Age of majority, particularly for females; paternal custody rights over female children [LBN102319.E]

According to an official from the Embassy of Lebanon in Ottawa, the age of majority for both males and females is 18 years (12 Jan. 2007). An official from the Embassy of Lebanon in Washington stipulated that 18 years is the age of legal responsibility, eligibility for military service and entitlement to a driver's licence, while 21 years is the age at which Lebanese citizens are entitled to vote (Lebanon 16 Jan. 2007).

With respect to marriage eligibility for females, the Washington embassy official explained that marriage in Lebanon is a religious institution, not a civil one; therefore, the age of marriage eligibility for females depends on the particular religious group to which they belong (ibid.). The United Nations Committee on the Rights of the Child, responding in February 2002 to Lebanon's second periodic report under the Convention on the Rights of the Child, corroborates this information (UN 1 Feb. 2002). The Committee's report also indicates that Lebanon's religious groups establish the age of marriage eligibility in accordance with 15 personal status laws (ibid.), laws which deal with family issues and are administered by Lebanon's religious groups (Lebanon 16 Jan. 2007; UN 1 Feb. 2002). The report notes that, in some cases, marriage may be licensed at 14 years for males and 9 years for females (ibid.).

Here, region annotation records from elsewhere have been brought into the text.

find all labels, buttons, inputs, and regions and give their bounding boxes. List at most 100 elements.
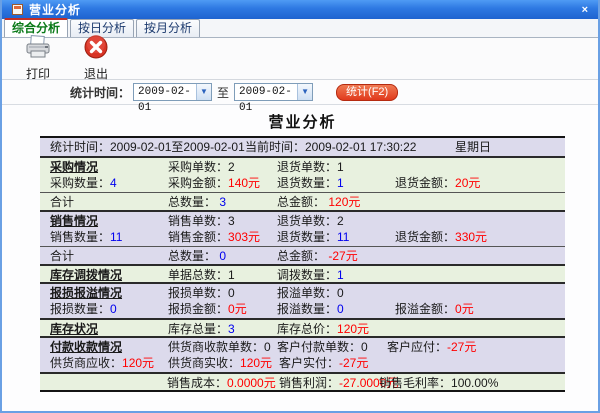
cell-label: 退货单数： xyxy=(277,214,337,228)
table-cell: 销售数量：11 xyxy=(50,228,122,246)
print-label: 打印 xyxy=(26,65,50,82)
cell-value: -27元 xyxy=(328,249,357,263)
cell-label: 客户实付： xyxy=(279,356,339,370)
cell-label: 调拨数量： xyxy=(277,268,337,282)
window-icon xyxy=(12,4,23,15)
cell-label: 销售金额： xyxy=(168,230,228,244)
table-cell: 销售毛利率：100.00% xyxy=(379,374,498,392)
cell-label: 销售利润： xyxy=(279,376,339,390)
table-cell: 总数量： 0 xyxy=(168,247,226,265)
close-icon[interactable]: × xyxy=(578,3,592,17)
cell-label: 采购情况 xyxy=(50,160,98,174)
table-cell: 销售成本：0.0000元 xyxy=(167,374,276,392)
table-row: 付款收款情况供货商收款单数：0客户付款单数：0客户应付：-27元 xyxy=(40,336,565,354)
title-bar: 营业分析 × xyxy=(2,0,598,19)
cell-label: 1 xyxy=(337,160,344,174)
cell-label: 当前时间：2009-02-01 17:30:22 xyxy=(245,140,416,154)
app-window: 营业分析 × 综合分析 按日分析 按月分析 打印 xyxy=(0,0,600,413)
cell-value: 120元 xyxy=(328,195,360,209)
cell-value: 0 xyxy=(110,302,117,316)
cell-label: 供货商收款单数： xyxy=(168,340,264,354)
table-cell: 报损数量：0 xyxy=(50,300,117,318)
table-cell: 星期日 xyxy=(455,138,491,156)
cell-label: 合计 xyxy=(50,249,74,263)
cell-value: 120元 xyxy=(122,356,154,370)
table-cell: 退货金额：330元 xyxy=(395,228,487,246)
cell-label: 供货商应收： xyxy=(50,356,122,370)
table-row: 报损数量：0报损金额：0元报溢数量：0报溢金额：0元 xyxy=(40,300,565,318)
date-from-value: 2009-02-01 xyxy=(134,84,196,100)
cell-label: 1 xyxy=(228,268,235,282)
cell-label: 客户付款单数： xyxy=(277,340,361,354)
cell-label: 库存总价： xyxy=(277,322,337,336)
cell-label: 总数量： xyxy=(168,249,219,263)
cell-label: 退货金额： xyxy=(395,230,455,244)
cell-label: 退货数量： xyxy=(277,230,337,244)
cell-label: 销售成本： xyxy=(167,376,227,390)
table-cell: 统计时间：2009-02-01至2009-02-01 xyxy=(50,138,245,156)
printer-icon xyxy=(24,35,52,64)
table-row: 合计 总数量： 0 总金额： -27元 xyxy=(40,246,565,264)
cell-value: 120元 xyxy=(240,356,272,370)
cell-label: 采购金额： xyxy=(168,176,228,190)
cell-label: 100.00% xyxy=(451,376,498,390)
cell-label: 库存总量： xyxy=(168,322,228,336)
cell-label: 采购单数： xyxy=(168,160,228,174)
cell-label: 退货金额： xyxy=(395,176,455,190)
cell-label: 总金额： xyxy=(277,195,328,209)
cell-label: 报溢单数： xyxy=(277,286,337,300)
table-row: 统计时间：2009-02-01至2009-02-01当前时间：2009-02-0… xyxy=(40,138,565,156)
table-cell: 报溢金额：0元 xyxy=(395,300,474,318)
table-cell: 供货商实收：120元 xyxy=(168,354,272,372)
exit-icon xyxy=(83,35,109,64)
cell-value: 140元 xyxy=(228,176,260,190)
cell-label: 星期日 xyxy=(455,140,491,154)
table-row: 报损报溢情况报损单数：0报溢单数：0 xyxy=(40,282,565,300)
print-button[interactable]: 打印 xyxy=(12,35,64,82)
table-cell: 供货商应收：120元 xyxy=(50,354,154,372)
table-row: 销售数量：11 销售金额：303元 退货数量： 11 退货金额：330元 xyxy=(40,228,565,246)
cell-label: 0 xyxy=(228,286,235,300)
cell-value: 0元 xyxy=(455,302,474,316)
cell-value: 1 xyxy=(337,268,344,282)
table-row: 供货商应收：120元供货商实收：120元客户实付：-27元 xyxy=(40,354,565,372)
table-row: 采购情况采购单数：2退货单数：1 xyxy=(40,156,565,174)
chevron-down-icon[interactable]: ▼ xyxy=(196,84,211,100)
cell-label: 报损报溢情况 xyxy=(50,286,122,300)
cell-value: 0 xyxy=(219,249,226,263)
cell-value: 303元 xyxy=(228,230,260,244)
table-row: 采购数量：4采购金额：140元退货数量：1退货金额：20元 xyxy=(40,174,565,192)
exit-button[interactable]: 退出 xyxy=(70,35,122,82)
report-title: 营业分析 xyxy=(40,111,565,132)
stat-button[interactable]: 统计(F2) xyxy=(336,84,398,101)
date-to-value: 2009-02-01 xyxy=(235,84,297,100)
exit-label: 退出 xyxy=(84,65,108,82)
table-cell: 合计 xyxy=(50,193,74,211)
cell-label: 单据总数： xyxy=(168,268,228,282)
tab-monthly[interactable]: 按月分析 xyxy=(136,19,200,37)
cell-label: 报损金额： xyxy=(168,302,228,316)
cell-value: 120元 xyxy=(337,322,369,336)
cell-value: 20元 xyxy=(455,176,480,190)
cell-label: 统计时间：2009-02-01至2009-02-01 xyxy=(50,140,245,154)
date-to-select[interactable]: 2009-02-01 ▼ xyxy=(234,83,313,101)
cell-label: 退货单数： xyxy=(277,160,337,174)
cell-label: 库存调拨情况 xyxy=(50,268,122,282)
cell-label: 库存状况 xyxy=(50,322,98,336)
cell-label: 总金额： xyxy=(277,249,328,263)
cell-value: -27元 xyxy=(339,356,368,370)
cell-value: 330元 xyxy=(455,230,487,244)
table-cell: 总金额： 120元 xyxy=(277,193,360,211)
cell-label: 采购数量： xyxy=(50,176,110,190)
date-from-select[interactable]: 2009-02-01 ▼ xyxy=(133,83,212,101)
cell-label: 报溢数量： xyxy=(277,302,337,316)
cell-value: 11 xyxy=(110,230,122,244)
cell-value: 1 xyxy=(337,176,344,190)
cell-label: 销售数量： xyxy=(50,230,110,244)
cell-label: 销售单数： xyxy=(168,214,228,228)
chevron-down-icon[interactable]: ▼ xyxy=(297,84,312,100)
toolbar: 打印 退出 xyxy=(2,38,598,80)
cell-label: 0 xyxy=(337,286,344,300)
table-cell: 报损金额：0元 xyxy=(168,300,247,318)
cell-value: 3 xyxy=(228,322,235,336)
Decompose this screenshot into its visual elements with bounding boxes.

In contrast, the Official from the Lebanese Embassy in Ottawa stated that to marry, females must be 18 years of age and give their consent to the marriage (12 Jan. 2007). If the female is younger than 18 years, the consent of her parents is required (Lebanon 12 Jan. 2007). The Committee on the Rights of the Child indicates that the average age of marriage in Lebanon is 28 years for females and 31 years for males.

With respect to custody rights, the Ottawa embassy official stated that fathers have custody rights over female children aged seven and older (Lebanon 12 Jan. 2007). If the father is deemed an unsuitable guardian, custody is transferred to a male relative such as a brother (ibid.). This could not be corroborated by the Official from the Lebanese Embassy in Washington, who explained that because Lebanon has 18 religious sects, each with their own laws regarding family issues, he did not feel it appropriate to make a general statement on custody rights (16 Jan. 2007). The Official did state, however, that although children take the surname of their father, this does not always mean that fathers are granted custody of their children in cases of divorce (Lebanon 16 Jan. 2007). The International Family Law Office of Jeremy D. Morley in New York, providing advice on the return of children abducted to or in Lebanon, gives the following information about custody rights on its Web site:

Among Sunni Muslims, the father has physical custody of a daughter over the age of nine and of a boy over the age of seven. For Shia Muslims the father generally has physical custody for boys at age two and for girls at age seven. (n.d.)

This Response was prepared after researching publicly accessible information currently available to the Research Directorate within time constraints. This Response is not, and does not purport to be, conclusive as to the merit of any particular claim for refugee protection. Please find below the list of additional sources consulted in researching this Information Request.

References


The International Family Law Office of Jeremy D. Morley. N.d. Jeremy D. Morley. "Lebanon Child Abduction." http://www.international-divorce.com/ca-lebanon.htm [Accessed 11 Jan. 2007]

Lebanon. 16 January 2007. Embassy of Lebanon, Washington, DC. Telephone interview with a consular official.

_____. 12 January 2007. Embassy of Lebanon, Ottawa. Telephone interview with a consular official.

United Nations (UN). 1 February 2002. Committee on the Rights of the Child. Concluding Observations of the Committee on the Rights of the Child: Lebanon. (CRC/C/15/Add.169) (Human Rights Internet) http://www.hri.ca/fortherecord2002/documentation/tbodies/crc-c-15-add169.htm [Accessed 12 Jan. 2007]

Additional Sources Consulted


Internet sites, including: Amnesty International (AI), Central Intelligence Agency (CIA), Government of Lebanon, Human Rights Watch (HRW), Office of the United Nations High Commissioner for Refugees (UNHCR), Right to Education, United States (US) Department of State.